A city proposal would allow distilleries and micro-distilleries to be built in commercial or industrial zones. Such businesses also would be allowed to have a tasting room.
A distillery would be defined as a “facility where grains and/or fruits are distilled into spirituous liquor,” and a micro-distillery wouldn’t be allowed to produce more than 50,000 proof gallons per year.
Proof gallons are a measurement of a spirit’s alcohol concentration in proportion to its liquid volume, where a gallon of 100-proof vodka would be equivalent to one proof gallon, while a gallon of light beer would be far less.
“Craft alcohol in general is a growing trend that started with breweries, and we thought it was the right time to update the code,” Associate Planner Tina-Marie Ansong said.

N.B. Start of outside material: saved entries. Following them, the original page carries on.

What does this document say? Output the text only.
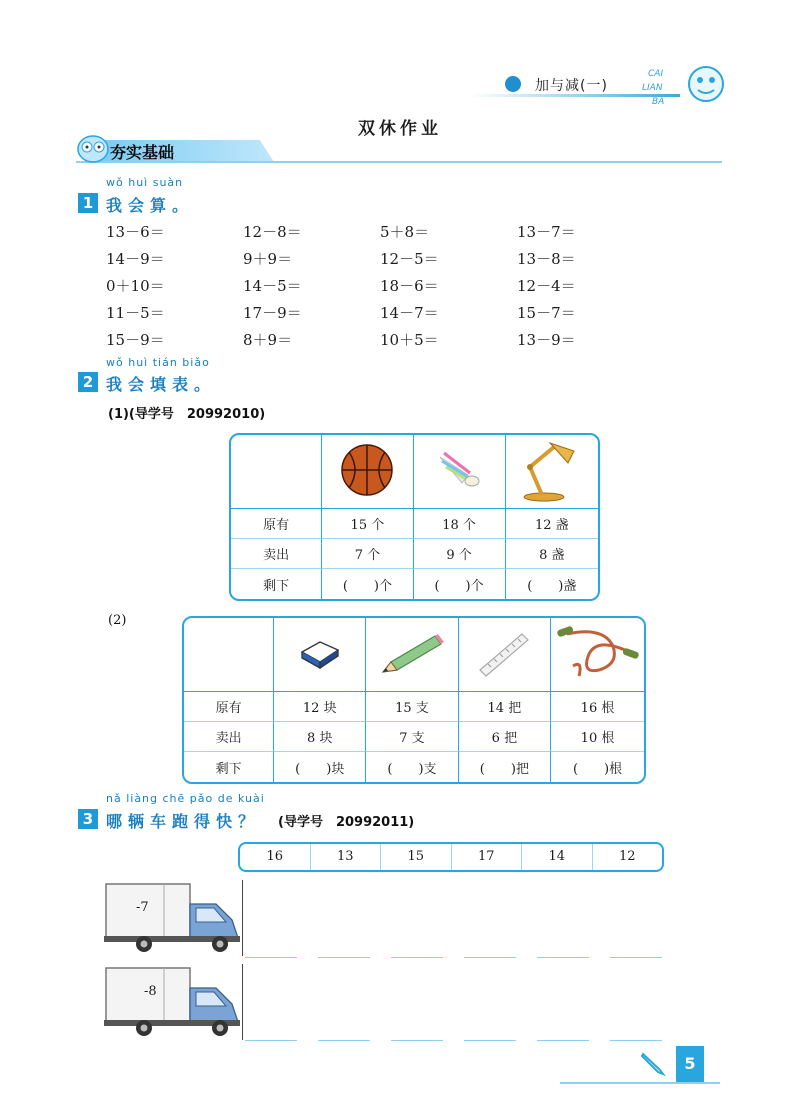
加与减(一)
CAI
LIAN
BA
双休作业
夯实基础
wǒ huì suàn
1 我会算。
13－6＝	12－8＝	5＋8＝	13－7＝
14－9＝	9＋9＝	12－5＝	13－8＝
0＋10＝	14－5＝	18－6＝	12－4＝
11－5＝	17－9＝	14－7＝	15－7＝
15－9＝	8＋9＝	10＋5＝	13－9＝
wǒ huì tián biǎo
2 我会填表。
(1)(导学号　20992010)

原有	15 个	18 个	12 盏
卖出	7 个	9 个	8 盏
剩下	(　　)个	(　　)个	(　　)盏
(2)

原有	12 块	15 支	14 把	16 根
卖出	8 块	7 支	6 把	10 根
剩下	(　　)块	(　　)支	(　　)把	(　　)根
nǎ liàng chē pǎo de kuài
3 哪辆车跑得快？ (导学号　20992011)
16	13	15	17	14	12
-7
-8
5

“According to the American Craft Spirits Association, the number of active craft distilleries in the U.S. grew by 15.5% between 2016 and 2017 to 1,835 distilleries,” she wrote in her report to the planning commission.
“The craft distilling industry sold nearly 7.2 million cases in 2017, up 23.7% in volume over 2016. For small craft distilleries, direct sales at the micro-distilleries account for a whopping 40% of total sales.”
If the commission recommends approval of the proposal, the Champaign City Council would take up the issue Nov. 5, Ansong said.
Cochrane said he’s still working on his Midtown Crossing project.
Last year, the city council approved $300,000 in redevelopment grants for the $1.67 million project, which Cochrane’s company would receive once it’s complete.
Last month, the council approved an extension for these grants, giving Cochrane until the end of 2020 to complete the project if he gets started by July 1, 2020.
“We’re working,” said Cochrane, who’s also busy with winding down the Campustown bar Kam’s by Oct. 20 and ramping up construction of the new one at First and Green streets.